John Gallagher is nearing the end of a remarkable career in local government, soaking up the accolades for his role in making this county better. But as he'll quickly tell you, he owes much of his success to a gruff, plain-speaking former New York cop named Walter Jones.
In those early days, when Gallagher walked into a hornet's nest and a grand jury pronounced Pasco government corrupt and broken, it was Jones who guided his friend and provided the toughness needed to dispose of the trash.
Of course it helped that the County Commission provided what Gallagher calls the "Ayatollah Khomeini ordinance,'' sweeping powers to take control of a system where developers routinely gifted employees in return for favors, a quid pro quo that landed the commission chairman, Barry Doyle, in prison. Gallagher, a former teacher and manager of small town New Port Richey, had become the county administrator. He chose Jones to be executioner.
"He was good at it,'' Gallagher said this week, a sadness in his voice. "He was good at everything he did.''
Jones, who once advised the highest-ranking leaders at the New York Police Department and guided the creation of code enforcement and professional emergency services in Pasco, died on April 2 at a hospital near his home in Allen, Texas. He was 83.
The news was slow getting back to Pasco because the family took him to Nanuet, N.Y., for burial, and "because I couldn't bring myself to talk about it,'' said Joan, his wife of 59 years. "It's still just so hard.
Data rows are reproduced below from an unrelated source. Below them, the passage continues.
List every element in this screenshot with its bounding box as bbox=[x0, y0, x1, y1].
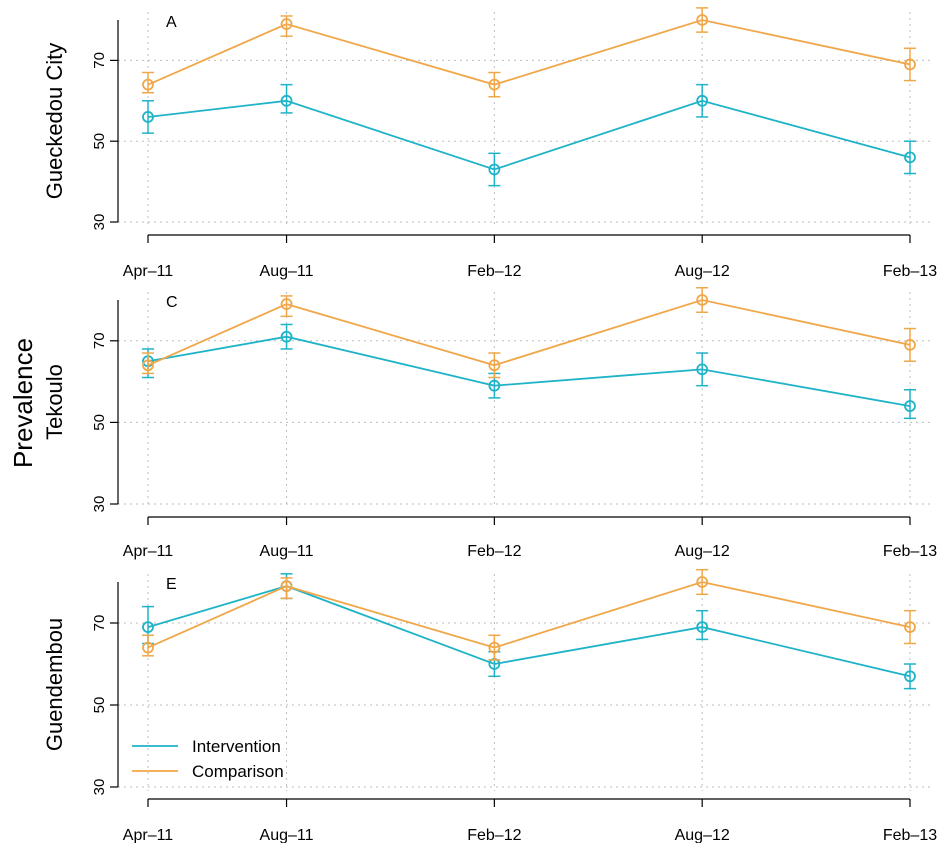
panel-3: 30 50 70 Guendembou E Apr–11 Aug–11 Feb–12 Aug–1… bbox=[42, 568, 937, 844]
data-point bbox=[488, 379, 501, 392]
x-tick-label: Feb–13 bbox=[883, 827, 937, 843]
series-comparison bbox=[142, 287, 916, 379]
y-tick-label: 30 bbox=[91, 779, 108, 796]
y-tick-label: 50 bbox=[91, 697, 108, 714]
panel-letter: A bbox=[166, 14, 177, 31]
y-tick-label: 30 bbox=[91, 496, 108, 513]
data-point bbox=[696, 14, 709, 26]
y-tick-label: 50 bbox=[91, 414, 108, 431]
data-point bbox=[696, 576, 709, 588]
data-point bbox=[488, 359, 501, 372]
series-intervention bbox=[142, 573, 916, 690]
x-tick-label: Aug–11 bbox=[260, 263, 314, 280]
x-tick-label: Feb–12 bbox=[467, 263, 521, 280]
x-tick-label: Aug–11 bbox=[260, 827, 314, 843]
series-line-intervention bbox=[147, 335, 911, 407]
figure-ylabel: Prevalence bbox=[8, 338, 38, 468]
data-point bbox=[142, 621, 154, 633]
legend-label: Comparison bbox=[192, 762, 284, 781]
y-tick-label: 70 bbox=[91, 52, 108, 69]
y-tick-label: 70 bbox=[91, 332, 108, 349]
x-tick-label: Feb–12 bbox=[467, 543, 521, 560]
data-point bbox=[696, 94, 709, 107]
y-tick-label: 30 bbox=[91, 214, 108, 231]
panel-ylabel: Tekoulo bbox=[42, 364, 67, 440]
data-point bbox=[280, 298, 293, 310]
series-line-intervention bbox=[147, 99, 911, 171]
y-tick-label: 70 bbox=[91, 615, 108, 632]
data-point bbox=[488, 641, 501, 654]
data-point bbox=[696, 363, 709, 376]
data-point bbox=[904, 151, 916, 164]
data-point bbox=[142, 641, 154, 654]
data-point bbox=[142, 111, 154, 123]
x-tick-label: Feb–13 bbox=[883, 543, 937, 560]
data-point bbox=[488, 163, 501, 176]
panel-ylabel: Gueckedou City bbox=[42, 43, 67, 200]
panel-ylabel: Guendembou bbox=[42, 618, 67, 751]
data-point bbox=[904, 400, 916, 412]
x-tick-label: Apr–11 bbox=[123, 263, 174, 280]
series-line-comparison bbox=[147, 581, 911, 649]
legend-label: Intervention bbox=[192, 737, 281, 756]
panel-letter: C bbox=[166, 294, 178, 311]
y-tick-label: 50 bbox=[91, 133, 108, 150]
series-line-comparison bbox=[147, 299, 911, 367]
x-tick-label: Feb–12 bbox=[467, 827, 521, 843]
x-tick-label: Apr–11 bbox=[123, 543, 174, 560]
data-point bbox=[904, 338, 916, 351]
data-point bbox=[142, 359, 154, 372]
legend: Intervention Comparison bbox=[132, 737, 284, 781]
data-point bbox=[904, 58, 916, 71]
series-intervention bbox=[142, 323, 916, 420]
x-tick-label: Aug–11 bbox=[260, 543, 314, 560]
x-tick-label: Aug–12 bbox=[675, 543, 730, 560]
data-point bbox=[142, 78, 154, 91]
data-point bbox=[904, 670, 916, 683]
panel-letter: E bbox=[166, 576, 177, 593]
data-point bbox=[280, 330, 293, 343]
data-point bbox=[280, 18, 293, 30]
series-line-intervention bbox=[147, 585, 911, 678]
series-comparison bbox=[142, 568, 916, 661]
x-tick-label: Aug–12 bbox=[675, 263, 730, 280]
data-point bbox=[696, 294, 709, 306]
panel-2: 30 50 70 Tekoulo C Apr–11 Aug–11 Feb–12 Aug–12 Fe… bbox=[42, 287, 937, 560]
x-tick-label: Apr–11 bbox=[123, 827, 174, 843]
data-point bbox=[696, 621, 709, 633]
series-line-comparison bbox=[147, 19, 911, 86]
data-point bbox=[488, 78, 501, 91]
data-point bbox=[280, 94, 293, 107]
data-point bbox=[280, 580, 293, 592]
series-comparison bbox=[142, 7, 916, 98]
x-tick-label: Aug–12 bbox=[675, 827, 730, 843]
data-point bbox=[904, 621, 916, 633]
panel-1: 30 50 70 Gueckedou City A Apr–11 Aug–11 Feb–12 A… bbox=[42, 7, 937, 280]
series-intervention bbox=[142, 83, 916, 187]
x-tick-label: Feb–13 bbox=[883, 263, 937, 280]
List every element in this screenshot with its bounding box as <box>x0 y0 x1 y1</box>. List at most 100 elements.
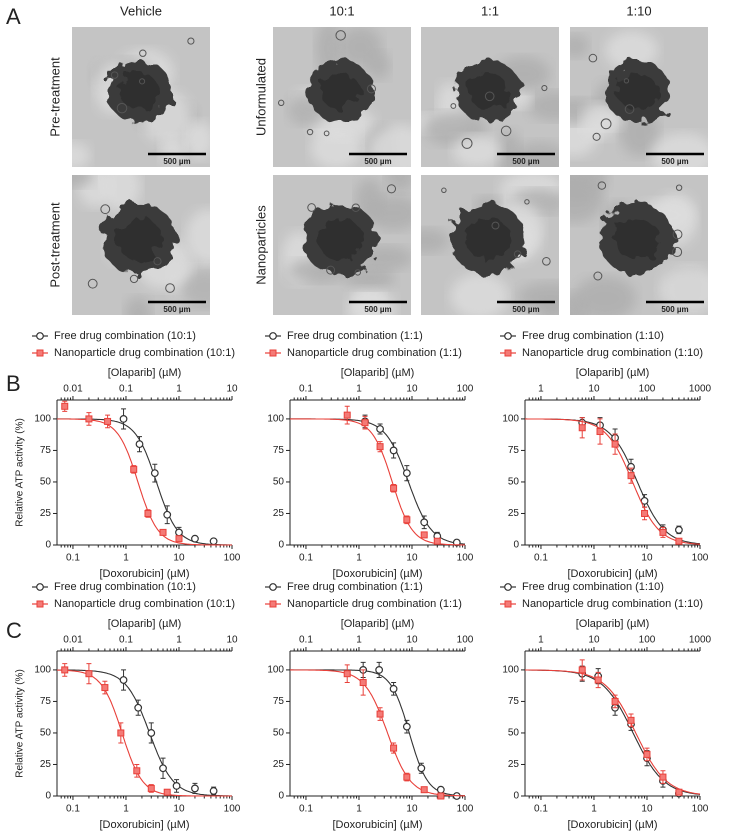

He was the love of my life.''
They had taken up part-time residence in Texas to be near their sons, Michael, Arthur and Patrick, along with nine grandchildren and 11 great-grandchildren. "The whole tribe came by all the time,'' Joan said, "and Walter could not have been happier.''
Just a few months ago, the couple took a cruise. Diabetes and some other age-related problems had forced Jones to give up his beloved golf, but he seemed fine at 8 a.m. March 17 as he sat in an easy chair and watched Sunday Mass on TV. A proud Irishman, he looked forward to celebrating St. Patrick's Day, but even more so the 13th birthday of granddaughter Jessica. "All of the sudden I saw him pressing on his arm,'' Joan said. "I said, 'What are you trying to do?' He didn't answer. He had a massive stroke.''
As the news found its way to Pasco this week, old friends recalled the man who honed his toughness starting in 1954 as a New York City cop walking a beat in East Harlem. By the time he retired in 1975, he was deputy inspector. Along the way he earned a bachelor's degree in sociology from Fordham University and a master's in criminal justice from Long Island University. He worked briefly as police commissioner for the city of Peekskill, N.Y., before Gallagher hired him to run New Port Richey's personnel department.
When Gallagher became county administrator in 1982, he called on his most trusted allies from the city, Jones and budget director Mike Nurrenbrock. Ben Harrill rounded out the team as county attorney and, as Gallagher says, "We started to form the rock.''
With a clear mandate from the commission (and grand jury), they began to stabilize and reorganize departments. Jones, as chief assistant administrator for eight years before he fully retired, is credited with building an emergency services department from scratch, ironic when you consider that firefighters and medics have been the most consistent and vociferous critics of Gallagher's administration over the years.
Jones set the tone early with his tough negotiations and was labeled a "union buster.''
Fair description, but hardly the proper legacy of a man of strength and character who came along at a time those qualities were in particular demand.